Data, especially labeled data, has become a key asset for AI companies. Instead of hiring humans to label data, developers should think about how to automate the process as much as possible. For example, connecting a vehicle’s front camera feed to the steering wheel can automatically label winding roads and feed the feed into an AI model that learns to drive the car on complex routes.

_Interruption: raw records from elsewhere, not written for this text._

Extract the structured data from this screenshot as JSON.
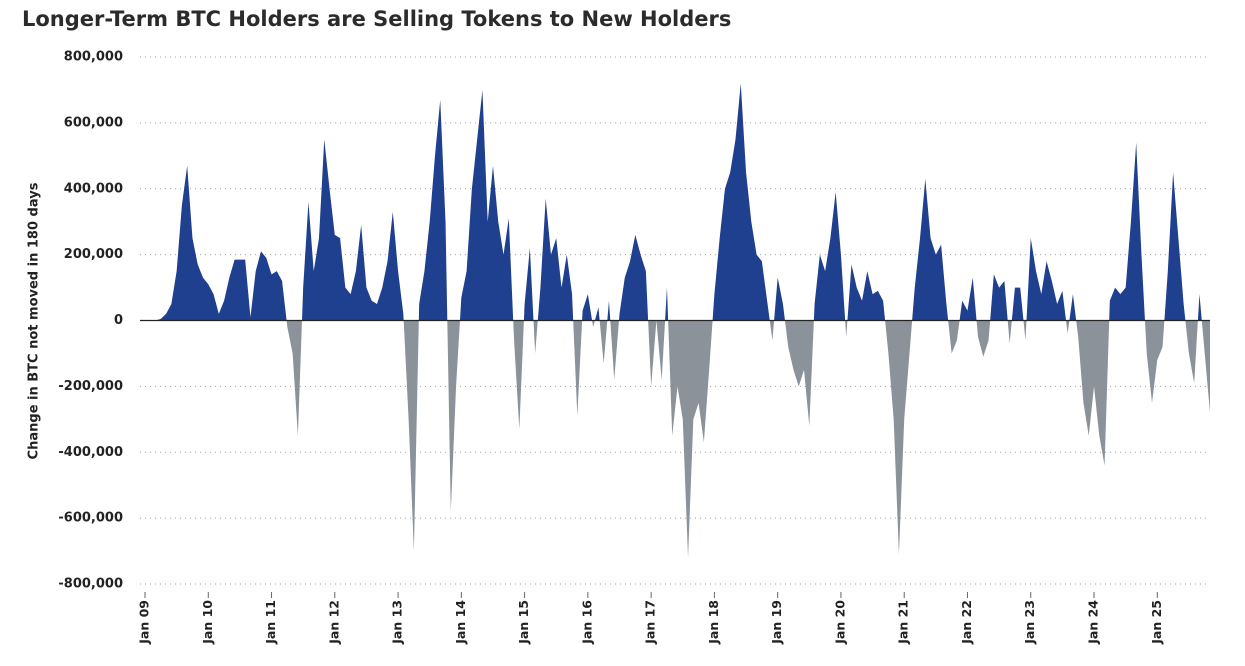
{
  "chart_data": {
    "type": "area",
    "title": "Longer-Term BTC Holders are Selling Tokens to New Holders",
    "y_label": "Change in BTC not moved in 180 days",
    "color": "#1f3f8f",
    "negative_color": "#8b9299",
    "grid": true,
    "ylim": [
      -800000,
      800000
    ],
    "yticks": [
      {
        "value": -800000,
        "label": "-800,000"
      },
      {
        "value": -600000,
        "label": "-600,000"
      },
      {
        "value": -400000,
        "label": "-400,000"
      },
      {
        "value": -200000,
        "label": "-200,000"
      },
      0,
      {
        "value": 200000,
        "label": "200,000"
      },
      {
        "value": 400000,
        "label": "400,000"
      },
      {
        "value": 600000,
        "label": "600,000"
      },
      {
        "value": 800000,
        "label": "800,000"
      }
    ],
    "xlim": [
      "2009-01",
      "2025-11"
    ],
    "xticks": [
      {
        "value": "2009-01",
        "label": "Jan 09"
      },
      {
        "value": "2010-01",
        "label": "Jan 10"
      },
      {
        "value": "2011-01",
        "label": "Jan 11"
      },
      {
        "value": "2012-01",
        "label": "Jan 12"
      },
      {
        "value": "2013-01",
        "label": "Jan 13"
      },
      {
        "value": "2014-01",
        "label": "Jan 14"
      },
      {
        "value": "2015-01",
        "label": "Jan 15"
      },
      {
        "value": "2016-01",
        "label": "Jan 16"
      },
      {
        "value": "2017-01",
        "label": "Jan 17"
      },
      {
        "value": "2018-01",
        "label": "Jan 18"
      },
      {
        "value": "2019-01",
        "label": "Jan 19"
      },
      {
        "value": "2020-01",
        "label": "Jan 20"
      },
      {
        "value": "2021-01",
        "label": "Jan 21"
      },
      {
        "value": "2022-01",
        "label": "Jan 22"
      },
      {
        "value": "2023-01",
        "label": "Jan 23"
      },
      {
        "value": "2024-01",
        "label": "Jan 24"
      },
      {
        "value": "2025-01",
        "label": "Jan 25"
      }
    ],
    "x": [
      "2009-01",
      "2009-02",
      "2009-03",
      "2009-04",
      "2009-05",
      "2009-06",
      "2009-07",
      "2009-08",
      "2009-09",
      "2009-10",
      "2009-11",
      "2009-12",
      "2010-01",
      "2010-02",
      "2010-03",
      "2010-04",
      "2010-05",
      "2010-06",
      "2010-07",
      "2010-08",
      "2010-09",
      "2010-10",
      "2010-11",
      "2010-12",
      "2011-01",
      "2011-02",
      "2011-03",
      "2011-04",
      "2011-05",
      "2011-06",
      "2011-07",
      "2011-08",
      "2011-09",
      "2011-10",
      "2011-11",
      "2011-12",
      "2012-01",
      "2012-02",
      "2012-03",
      "2012-04",
      "2012-05",
      "2012-06",
      "2012-07",
      "2012-08",
      "2012-09",
      "2012-10",
      "2012-11",
      "2012-12",
      "2013-01",
      "2013-02",
      "2013-03",
      "2013-04",
      "2013-05",
      "2013-06",
      "2013-07",
      "2013-08",
      "2013-09",
      "2013-10",
      "2013-11",
      "2013-12",
      "2014-01",
      "2014-02",
      "2014-03",
      "2014-04",
      "2014-05",
      "2014-06",
      "2014-07",
      "2014-08",
      "2014-09",
      "2014-10",
      "2014-11",
      "2014-12",
      "2015-01",
      "2015-02",
      "2015-03",
      "2015-04",
      "2015-05",
      "2015-06",
      "2015-07",
      "2015-08",
      "2015-09",
      "2015-10",
      "2015-11",
      "2015-12",
      "2016-01",
      "2016-02",
      "2016-03",
      "2016-04",
      "2016-05",
      "2016-06",
      "2016-07",
      "2016-08",
      "2016-09",
      "2016-10",
      "2016-11",
      "2016-12",
      "2017-01",
      "2017-02",
      "2017-03",
      "2017-04",
      "2017-05",
      "2017-06",
      "2017-07",
      "2017-08",
      "2017-09",
      "2017-10",
      "2017-11",
      "2017-12",
      "2018-01",
      "2018-02",
      "2018-03",
      "2018-04",
      "2018-05",
      "2018-06",
      "2018-07",
      "2018-08",
      "2018-09",
      "2018-10",
      "2018-11",
      "2018-12",
      "2019-01",
      "2019-02",
      "2019-03",
      "2019-04",
      "2019-05",
      "2019-06",
      "2019-07",
      "2019-08",
      "2019-09",
      "2019-10",
      "2019-11",
      "2019-12",
      "2020-01",
      "2020-02",
      "2020-03",
      "2020-04",
      "2020-05",
      "2020-06",
      "2020-07",
      "2020-08",
      "2020-09",
      "2020-10",
      "2020-11",
      "2020-12",
      "2021-01",
      "2021-02",
      "2021-03",
      "2021-04",
      "2021-05",
      "2021-06",
      "2021-07",
      "2021-08",
      "2021-09",
      "2021-10",
      "2021-11",
      "2021-12",
      "2022-01",
      "2022-02",
      "2022-03",
      "2022-04",
      "2022-05",
      "2022-06",
      "2022-07",
      "2022-08",
      "2022-09",
      "2022-10",
      "2022-11",
      "2022-12",
      "2023-01",
      "2023-02",
      "2023-03",
      "2023-04",
      "2023-05",
      "2023-06",
      "2023-07",
      "2023-08",
      "2023-09",
      "2023-10",
      "2023-11",
      "2023-12",
      "2024-01",
      "2024-02",
      "2024-03",
      "2024-04",
      "2024-05",
      "2024-06",
      "2024-07",
      "2024-08",
      "2024-09",
      "2024-10",
      "2024-11",
      "2024-12",
      "2025-01",
      "2025-02",
      "2025-03",
      "2025-04",
      "2025-05",
      "2025-06",
      "2025-07",
      "2025-08",
      "2025-09",
      "2025-10",
      "2025-11"
    ],
    "values": [
      0,
      0,
      0,
      5000,
      20000,
      50000,
      150000,
      350000,
      470000,
      250000,
      170000,
      130000,
      110000,
      80000,
      20000,
      60000,
      130000,
      185000,
      185000,
      185000,
      10000,
      150000,
      210000,
      190000,
      140000,
      150000,
      120000,
      -20000,
      -100000,
      -350000,
      100000,
      360000,
      150000,
      250000,
      550000,
      400000,
      260000,
      250000,
      100000,
      80000,
      150000,
      290000,
      100000,
      60000,
      50000,
      100000,
      180000,
      330000,
      150000,
      20000,
      -300000,
      -700000,
      50000,
      150000,
      300000,
      500000,
      670000,
      300000,
      -580000,
      -200000,
      70000,
      150000,
      400000,
      550000,
      700000,
      300000,
      470000,
      300000,
      200000,
      310000,
      -60000,
      -330000,
      50000,
      220000,
      -100000,
      100000,
      370000,
      200000,
      250000,
      100000,
      200000,
      80000,
      -290000,
      30000,
      80000,
      -20000,
      40000,
      -130000,
      60000,
      -180000,
      20000,
      130000,
      180000,
      260000,
      200000,
      150000,
      -200000,
      0,
      -180000,
      100000,
      -350000,
      -200000,
      -300000,
      -720000,
      -300000,
      -250000,
      -370000,
      -150000,
      80000,
      250000,
      400000,
      450000,
      550000,
      720000,
      450000,
      300000,
      200000,
      180000,
      60000,
      -60000,
      130000,
      50000,
      -80000,
      -150000,
      -200000,
      -150000,
      -320000,
      50000,
      200000,
      150000,
      250000,
      390000,
      200000,
      -50000,
      170000,
      100000,
      60000,
      150000,
      80000,
      90000,
      60000,
      -100000,
      -300000,
      -710000,
      -300000,
      -100000,
      100000,
      250000,
      430000,
      250000,
      200000,
      230000,
      50000,
      -100000,
      -60000,
      60000,
      30000,
      130000,
      -50000,
      -110000,
      -60000,
      140000,
      100000,
      120000,
      -70000,
      100000,
      100000,
      -60000,
      250000,
      150000,
      80000,
      180000,
      120000,
      50000,
      90000,
      -40000,
      80000,
      -50000,
      -250000,
      -350000,
      -200000,
      -350000,
      -440000,
      60000,
      100000,
      80000,
      100000,
      300000,
      540000,
      200000,
      -100000,
      -250000,
      -120000,
      -80000,
      150000,
      450000,
      250000,
      50000,
      -100000,
      -190000,
      80000,
      -100000,
      -280000
    ]
  }
}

In fact, developers have to deploy many automatic data collectors. Design explicit feedback loops for learning at scale. In the driving assistance development example above, Many vehicles are capable of a wider range of situations than few. When a vehicle cuts in front of Tesla, it triggers the upload of video seconds before the event. The system feeds the video into Tesla’s deep neural network, which learns various signals, such as gradual movement toward a lane divider, to anticipate interruptions and take appropriate action, such as slowing down.
In contrast, traditional auto companies are often stereotyped, developing and deploying driver assistance software with little automated feedback collection or data updates.
4. DESIGNED FOR CONTINUOUS LEARNING AT LARGE
Just like children don’t stay in kindergarten forever, AI training methods should be ongoing. Upgraded. However, AI developers too often focus on the latest developments in AI algorithms and individual use cases rather than designing systems to cover a large number of use cases and data streams.
For example, consider Kemira, a company that specializes in sustainable chemical solutions for water-intensive industries such as paper and pulp production. that is, machine learning based solution Uncover causal relationships between variables in the papermaking process and identify process conditions and phenomena that can lead to production failures and quality issues. As the system accumulates In addition to gaining insight into the root cause of potential instability, Generate actionable risk mitigation recommendations For paper machine operators. To ensure scalability, the system is cloud-based and uses MLOps for model retraining governance, enabling expansion to more use cases.
A key element in designing learning at scale is a system architecture that automatically collects feedback, updates a large number of AI models frequently, and generates simulated training data. Finnish energy company Suur-Savon Sähkö has developed an AI forecasting method that: Learn from historical and real-time consumption data to Improve the efficiency of energy production and the accuracy of heating supply temperature prediction by more than 50%..
Going one step further, companies can develop simulation environments that generate synthetic data and enable faster development cycles. For example, Tesla takes data from its vehicles and feeds it into simulators that simulate complex traffic. This will generate new synthetic training data.
AILiveSim has developed a parametric and domain independent system. Simulation environment Supports mechanical applications in automobiles, autonomous ships, and autonomous mining. Simulators allow companies to build prototypes and validate concepts. Create a synthetic data set for training an AI system. Algorithm debugging and optimization. We test and validate our products. Accelerate the development of machine learning systems by acquiring data and testing rare, real-world cases.
In summary, ohOrganizations that switch to a growth mindset and adopt the continuous learning method described above are more likely to create AI solutions that are well-suited for a rapidly evolving world. By using a continuous stream of data and feedback to nurture algorithms, organizations can ensure their products and services are agile, secure and relevant.